Like others say, use a profiler to find what is consuming the memory.

If you don't know already, the garbage collector can only release memory on objects that are out of scope. That is, don't have any references to them. Just make sure it goes out of scope when your done with it. It sounds like your locking it up in a way were it's still referenced some where.

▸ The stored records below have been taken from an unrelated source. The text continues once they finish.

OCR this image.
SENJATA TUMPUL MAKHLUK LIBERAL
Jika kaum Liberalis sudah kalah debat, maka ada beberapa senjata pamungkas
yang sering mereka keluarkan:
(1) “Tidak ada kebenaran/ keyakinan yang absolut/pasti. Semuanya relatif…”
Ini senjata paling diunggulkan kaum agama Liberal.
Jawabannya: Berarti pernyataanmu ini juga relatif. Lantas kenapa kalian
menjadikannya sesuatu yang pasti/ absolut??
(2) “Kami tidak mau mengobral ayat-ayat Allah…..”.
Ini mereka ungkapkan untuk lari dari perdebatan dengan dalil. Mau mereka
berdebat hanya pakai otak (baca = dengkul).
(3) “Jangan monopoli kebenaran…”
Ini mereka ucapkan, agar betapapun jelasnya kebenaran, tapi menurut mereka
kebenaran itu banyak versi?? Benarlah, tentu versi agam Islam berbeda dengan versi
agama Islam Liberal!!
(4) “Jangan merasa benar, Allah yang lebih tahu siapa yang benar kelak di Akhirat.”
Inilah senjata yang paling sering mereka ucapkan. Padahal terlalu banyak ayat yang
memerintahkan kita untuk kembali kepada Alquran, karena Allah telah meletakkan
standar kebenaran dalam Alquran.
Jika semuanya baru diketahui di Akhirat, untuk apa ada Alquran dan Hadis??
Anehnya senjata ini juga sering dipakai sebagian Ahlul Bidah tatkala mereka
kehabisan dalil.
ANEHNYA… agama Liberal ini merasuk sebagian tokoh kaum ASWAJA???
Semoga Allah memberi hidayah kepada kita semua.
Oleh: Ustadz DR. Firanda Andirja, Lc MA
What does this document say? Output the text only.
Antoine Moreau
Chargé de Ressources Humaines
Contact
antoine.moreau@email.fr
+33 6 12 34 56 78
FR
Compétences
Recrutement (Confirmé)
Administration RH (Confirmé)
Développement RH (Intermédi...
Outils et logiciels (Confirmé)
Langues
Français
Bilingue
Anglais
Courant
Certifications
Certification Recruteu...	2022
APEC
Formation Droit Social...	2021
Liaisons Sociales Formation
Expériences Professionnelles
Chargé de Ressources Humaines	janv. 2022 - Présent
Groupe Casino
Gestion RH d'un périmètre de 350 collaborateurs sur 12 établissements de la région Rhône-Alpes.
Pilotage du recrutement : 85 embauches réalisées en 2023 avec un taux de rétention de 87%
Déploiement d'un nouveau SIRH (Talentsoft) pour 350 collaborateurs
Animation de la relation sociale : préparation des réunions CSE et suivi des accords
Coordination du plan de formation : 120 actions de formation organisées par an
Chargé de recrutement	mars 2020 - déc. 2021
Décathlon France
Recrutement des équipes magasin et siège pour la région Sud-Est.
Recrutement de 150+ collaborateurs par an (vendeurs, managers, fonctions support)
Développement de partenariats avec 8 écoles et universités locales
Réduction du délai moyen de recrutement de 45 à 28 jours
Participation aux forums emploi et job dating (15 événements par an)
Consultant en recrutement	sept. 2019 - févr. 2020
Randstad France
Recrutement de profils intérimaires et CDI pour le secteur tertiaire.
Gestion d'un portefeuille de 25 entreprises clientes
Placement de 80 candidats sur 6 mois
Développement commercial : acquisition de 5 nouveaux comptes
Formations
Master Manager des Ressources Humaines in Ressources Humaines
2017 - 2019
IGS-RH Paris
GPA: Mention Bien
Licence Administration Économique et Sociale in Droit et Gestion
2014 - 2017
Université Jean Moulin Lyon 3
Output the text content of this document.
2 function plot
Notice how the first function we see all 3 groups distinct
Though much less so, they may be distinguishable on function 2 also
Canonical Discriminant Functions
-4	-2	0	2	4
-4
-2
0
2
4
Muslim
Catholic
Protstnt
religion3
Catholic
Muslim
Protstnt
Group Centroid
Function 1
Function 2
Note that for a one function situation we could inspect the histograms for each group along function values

Also, if you want to suggest to the GC that it cleans up, try this:

System.gc();
System.runFinalization();

Again, that is only a suggestion to the gc; but I've found it really helps if you run it after a lot of objects go out of scope.

Lastly, you can tweak your vm arguments. There are settings for min/max heap size settings. If it's a critical application set them to the same and set it high (that way it doesn't have to keep allocating/deallocating - it just grabs one big chunk at startup). This isn't a fix, just a workaround.